Ne diyeyim, Allah sabrını veriyor. Şükürler olsun. "
Hepimiz bir müddet sustuk ...
Tabane yılları gözümün önünden geçerken; kader ve hayatın insanları nereden nereye savurduğu, yaşanmışlıkların, nasıl izler bıraktığı, yılların insanları nasıl değiştirdiği...
Ağzımızdan çıkan her sözün ne kadar önemli olduğu gibi birçok dini ve felsefi terimler, zihnimde resmi geçit yapıyordu.
Bu yaşanmışlıkları yazmak isterim dedim.
Çok ilginç, çok ibret verici, ne dersiniz?
Erdal bey derin bir iç çekti: "Zaten onun için anlattım. Ben internette yazmayı beceremem.
Nasipmiş seninle karşılaştık. Sen güzel bir şekilde yazarsın" dedi
Eşi de; "Belki insanlara bir ibret olur.

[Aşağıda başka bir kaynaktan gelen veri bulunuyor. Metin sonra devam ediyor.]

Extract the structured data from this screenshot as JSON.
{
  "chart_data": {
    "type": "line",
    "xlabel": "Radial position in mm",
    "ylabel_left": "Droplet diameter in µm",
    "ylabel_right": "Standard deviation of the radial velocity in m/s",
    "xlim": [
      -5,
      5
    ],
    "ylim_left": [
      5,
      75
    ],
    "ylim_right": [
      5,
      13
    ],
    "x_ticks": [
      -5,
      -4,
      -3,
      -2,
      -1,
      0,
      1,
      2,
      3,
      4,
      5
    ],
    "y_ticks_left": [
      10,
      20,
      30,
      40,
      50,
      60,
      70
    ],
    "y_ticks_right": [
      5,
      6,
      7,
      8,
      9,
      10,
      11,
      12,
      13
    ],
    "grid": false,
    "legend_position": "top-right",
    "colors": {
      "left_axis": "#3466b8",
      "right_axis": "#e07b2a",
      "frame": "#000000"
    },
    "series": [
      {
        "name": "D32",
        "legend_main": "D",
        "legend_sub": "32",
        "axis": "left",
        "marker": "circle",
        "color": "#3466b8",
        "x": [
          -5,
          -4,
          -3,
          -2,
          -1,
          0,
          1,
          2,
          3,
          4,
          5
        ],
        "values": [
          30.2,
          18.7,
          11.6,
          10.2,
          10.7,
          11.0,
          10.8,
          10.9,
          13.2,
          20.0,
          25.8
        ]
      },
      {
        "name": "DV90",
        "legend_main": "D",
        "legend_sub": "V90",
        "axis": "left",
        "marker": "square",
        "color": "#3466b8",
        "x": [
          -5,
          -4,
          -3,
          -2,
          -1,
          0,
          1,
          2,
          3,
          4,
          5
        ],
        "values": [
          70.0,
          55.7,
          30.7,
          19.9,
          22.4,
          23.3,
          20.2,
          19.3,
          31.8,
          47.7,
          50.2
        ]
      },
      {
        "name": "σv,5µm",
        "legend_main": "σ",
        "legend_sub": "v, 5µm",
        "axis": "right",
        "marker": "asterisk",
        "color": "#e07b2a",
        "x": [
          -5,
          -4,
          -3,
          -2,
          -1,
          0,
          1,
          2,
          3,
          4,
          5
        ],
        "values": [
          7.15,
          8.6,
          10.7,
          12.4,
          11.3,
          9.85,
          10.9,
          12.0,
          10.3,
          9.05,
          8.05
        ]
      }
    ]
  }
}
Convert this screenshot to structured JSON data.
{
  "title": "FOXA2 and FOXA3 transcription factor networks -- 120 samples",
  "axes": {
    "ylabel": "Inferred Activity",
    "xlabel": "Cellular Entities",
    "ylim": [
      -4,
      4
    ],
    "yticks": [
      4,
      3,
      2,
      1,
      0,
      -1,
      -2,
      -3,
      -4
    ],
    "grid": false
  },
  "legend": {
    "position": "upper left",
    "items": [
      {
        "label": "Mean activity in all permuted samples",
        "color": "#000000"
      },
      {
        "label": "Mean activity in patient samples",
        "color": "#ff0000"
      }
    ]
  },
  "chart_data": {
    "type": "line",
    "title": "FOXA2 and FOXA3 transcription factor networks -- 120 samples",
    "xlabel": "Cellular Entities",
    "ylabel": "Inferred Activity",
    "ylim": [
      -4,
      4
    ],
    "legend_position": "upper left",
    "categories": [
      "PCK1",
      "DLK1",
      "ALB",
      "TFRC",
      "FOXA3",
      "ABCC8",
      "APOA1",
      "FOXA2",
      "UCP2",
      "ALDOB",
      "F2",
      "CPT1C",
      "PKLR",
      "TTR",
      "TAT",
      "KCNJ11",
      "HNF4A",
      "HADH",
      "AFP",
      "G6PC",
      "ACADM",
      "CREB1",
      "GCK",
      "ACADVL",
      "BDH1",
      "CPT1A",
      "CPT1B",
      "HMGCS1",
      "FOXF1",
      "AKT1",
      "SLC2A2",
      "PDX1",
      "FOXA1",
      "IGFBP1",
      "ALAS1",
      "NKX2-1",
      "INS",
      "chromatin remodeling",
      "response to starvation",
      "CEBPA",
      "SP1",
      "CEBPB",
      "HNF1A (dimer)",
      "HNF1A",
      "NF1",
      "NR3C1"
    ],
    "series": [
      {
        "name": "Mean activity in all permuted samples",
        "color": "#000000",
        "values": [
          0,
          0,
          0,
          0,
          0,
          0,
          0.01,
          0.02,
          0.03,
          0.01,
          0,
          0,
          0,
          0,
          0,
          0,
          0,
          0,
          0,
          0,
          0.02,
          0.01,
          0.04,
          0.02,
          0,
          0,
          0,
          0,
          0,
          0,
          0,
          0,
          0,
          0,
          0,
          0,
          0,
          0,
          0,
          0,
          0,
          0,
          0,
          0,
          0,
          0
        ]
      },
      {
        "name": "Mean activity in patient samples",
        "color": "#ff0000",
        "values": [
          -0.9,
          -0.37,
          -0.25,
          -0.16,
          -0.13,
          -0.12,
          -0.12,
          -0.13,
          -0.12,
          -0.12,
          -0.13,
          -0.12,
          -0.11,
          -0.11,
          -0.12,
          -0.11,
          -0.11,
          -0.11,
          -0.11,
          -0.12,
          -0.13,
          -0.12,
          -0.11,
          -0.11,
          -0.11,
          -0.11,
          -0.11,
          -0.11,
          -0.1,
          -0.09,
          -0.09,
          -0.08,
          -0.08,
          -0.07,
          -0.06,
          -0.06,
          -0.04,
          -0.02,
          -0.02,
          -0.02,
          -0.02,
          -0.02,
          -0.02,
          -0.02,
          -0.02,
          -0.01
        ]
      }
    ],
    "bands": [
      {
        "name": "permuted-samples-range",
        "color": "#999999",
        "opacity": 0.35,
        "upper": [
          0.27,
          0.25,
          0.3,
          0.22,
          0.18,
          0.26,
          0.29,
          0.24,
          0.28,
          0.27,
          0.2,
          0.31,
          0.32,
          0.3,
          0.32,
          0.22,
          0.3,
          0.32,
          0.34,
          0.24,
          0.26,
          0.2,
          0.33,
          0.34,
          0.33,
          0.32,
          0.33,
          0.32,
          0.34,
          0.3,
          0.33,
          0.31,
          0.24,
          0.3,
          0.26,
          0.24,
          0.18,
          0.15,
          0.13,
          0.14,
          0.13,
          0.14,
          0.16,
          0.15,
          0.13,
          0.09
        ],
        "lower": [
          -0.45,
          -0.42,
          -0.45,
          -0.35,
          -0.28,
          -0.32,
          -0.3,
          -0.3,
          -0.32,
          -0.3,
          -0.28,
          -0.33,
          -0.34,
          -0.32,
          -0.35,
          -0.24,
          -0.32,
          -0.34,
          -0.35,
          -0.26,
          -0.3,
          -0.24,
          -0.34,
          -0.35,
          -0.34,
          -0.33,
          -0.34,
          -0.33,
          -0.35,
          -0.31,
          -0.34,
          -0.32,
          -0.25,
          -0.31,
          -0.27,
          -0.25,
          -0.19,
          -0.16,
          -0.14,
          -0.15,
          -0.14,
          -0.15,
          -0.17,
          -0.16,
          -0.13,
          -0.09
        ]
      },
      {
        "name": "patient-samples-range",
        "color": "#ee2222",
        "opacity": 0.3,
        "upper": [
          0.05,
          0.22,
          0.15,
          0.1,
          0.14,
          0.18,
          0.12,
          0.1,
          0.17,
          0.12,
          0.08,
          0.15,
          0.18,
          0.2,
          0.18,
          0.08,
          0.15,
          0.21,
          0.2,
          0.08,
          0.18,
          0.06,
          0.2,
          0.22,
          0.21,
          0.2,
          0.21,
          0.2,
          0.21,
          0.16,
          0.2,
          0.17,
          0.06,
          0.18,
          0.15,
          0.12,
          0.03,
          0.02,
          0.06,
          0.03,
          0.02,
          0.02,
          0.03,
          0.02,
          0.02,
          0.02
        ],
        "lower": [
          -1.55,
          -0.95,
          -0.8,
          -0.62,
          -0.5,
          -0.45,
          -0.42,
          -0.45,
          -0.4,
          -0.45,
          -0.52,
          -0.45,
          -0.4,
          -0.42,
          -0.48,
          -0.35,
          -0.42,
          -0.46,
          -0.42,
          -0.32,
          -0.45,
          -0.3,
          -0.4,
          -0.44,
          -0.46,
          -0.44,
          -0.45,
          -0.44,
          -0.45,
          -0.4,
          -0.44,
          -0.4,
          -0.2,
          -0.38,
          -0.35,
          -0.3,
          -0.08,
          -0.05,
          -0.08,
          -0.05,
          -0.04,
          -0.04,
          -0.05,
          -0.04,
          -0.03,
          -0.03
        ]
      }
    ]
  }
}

Ben de öyle düşündüm" dedi.
Çay bahçesinden ayrılırken, kulaklarımda Yunus Emre'nin; Bir kez gönül yıktın ise dizeleri, gönül bir sırça köşktür, alma mazlumun ahını… gibi birbiriyle alakasız deyimler çınlıyordu...
Ne diyeyim, her şeyi kır ama gönül kırma...
Yaratandan ötürü, yaratılanı hoş görelim, hoş söyleyelim, hoş gelip, hoş gidelim...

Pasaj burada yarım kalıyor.